Banks with less than $10 billion in assets issued a total of $1 billion in subordinated debt through July 1, or nearly double what was issued a year earlier, based on data from S&P Global Market Intelligence.

There are several reasons banks are turning to debt instead of issuing stock, industry observers said.

"We didn't need to bolster our common stock and we didn't want to dilute our existing shareholders," said Michael Keim, chief financial officer at Univest Corp. of Pennsylvania in Souderton. The $2.8 billion-asset Univest issued $45 million of subordinated debt on July 1, adding to a $50 million sale last year.

Banks also like subordinated debt because the interest payments are tax-deductible and the issues help bolster Tier 2 capital ratios, said Michael Rave, a lawyer at Day Pitney.

It also helps to have a market for the debt.

"There's a lot of interest in them from institutional investors and investment banks are really pushing it," said Rave, who advised Valley National in Wayne, N.J., and Peapack-Gladstone Financial in Bedminster, N.J., on recent debt issues.

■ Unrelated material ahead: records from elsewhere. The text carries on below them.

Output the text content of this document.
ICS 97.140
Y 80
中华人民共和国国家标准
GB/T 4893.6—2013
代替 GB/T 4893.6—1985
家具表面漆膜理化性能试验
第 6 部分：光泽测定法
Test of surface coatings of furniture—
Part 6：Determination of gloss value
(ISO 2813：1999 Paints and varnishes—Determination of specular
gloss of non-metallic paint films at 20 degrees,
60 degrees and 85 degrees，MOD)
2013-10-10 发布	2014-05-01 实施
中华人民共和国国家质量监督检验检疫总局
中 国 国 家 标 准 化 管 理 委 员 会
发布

Most buyers are pension funds, mutual funds and other community banks, Rave said. Banks that issue subordinated debt are not required to disclose their buyers' identities.

Subordinated debt became a popular option in 2013 for banks of all sizes that were looking to replace trust-preferred securities as the latter was being phased out by regulation.

This time around, loan demand has been a big reason for an increase in debt issues, as many banks try "to get their legal lending limits back up," said Lee Bradley, senior managing director at Community Capital Advisors in Duluth, Ga.

Net loans at banks with $10 billion or less in assets rose by 6.4% in the first quarter from a year earlier, to $2 trillion, according to data from the Federal Deposit Insurance Corp.

Other banks have issued subordinated debt to exit the Treasury Department's Small Business Lending Fund. Dividend payments on SBLF preferred stock rose to 9% this year, leading to a scramble by many banks to redeem their shares.

Franklin Financial Network in Franklin, Tenn., and ConnectOne Bancorp in Englewood Cliffs, N.J., are among the banks to issue subordinated debt to facilitate an exit from SBLF.

Banks are required to disclose their plans for the net proceeds of upcoming debt issues. In many instances this year, companies have said they plan to use the debt to facilitate potential acquisitions.

Peapack-Gladstone; the $1.7 billion-asset National Commerce in Birmingham, Ala.; and the $2 billion-asset Pacific Continental in Eugene, Ore., discussed the potential for deals when they announced debt issues.

Bank M&A has been lackluster this year, with 117 whole-bank transactions through June 30, compared with 136 by mid-2015, based on data from Keefe, Bruyette & Woods and S&P Global Market Intelligence.

Several other factors could explain why certain banks are choosing to issue debt.

There are rumblings that regulators may want banks with high concentrations of commercial real estate to hold onto more capital, which subordinated debt can address, said Aaron James Deer, an analyst at Sandler O'Neill.

Low interest rates, meanwhile, are creating situations where holding companies can issue subordinated debt below their bank's cost of capital, said Joe Gladue, research director at Merion Capital Group. Smaller banks may have rushed to issue debt when there was a consensus that the Federal Reserve would raise interest rates, he added.

Though smaller banks are issuing more subordinated debt, overall activity has slowed compared with last year. That's because banks with more than $10 billion in assets have curbed their appetite for subordinated debt, with issuance down 21% from a year earlier.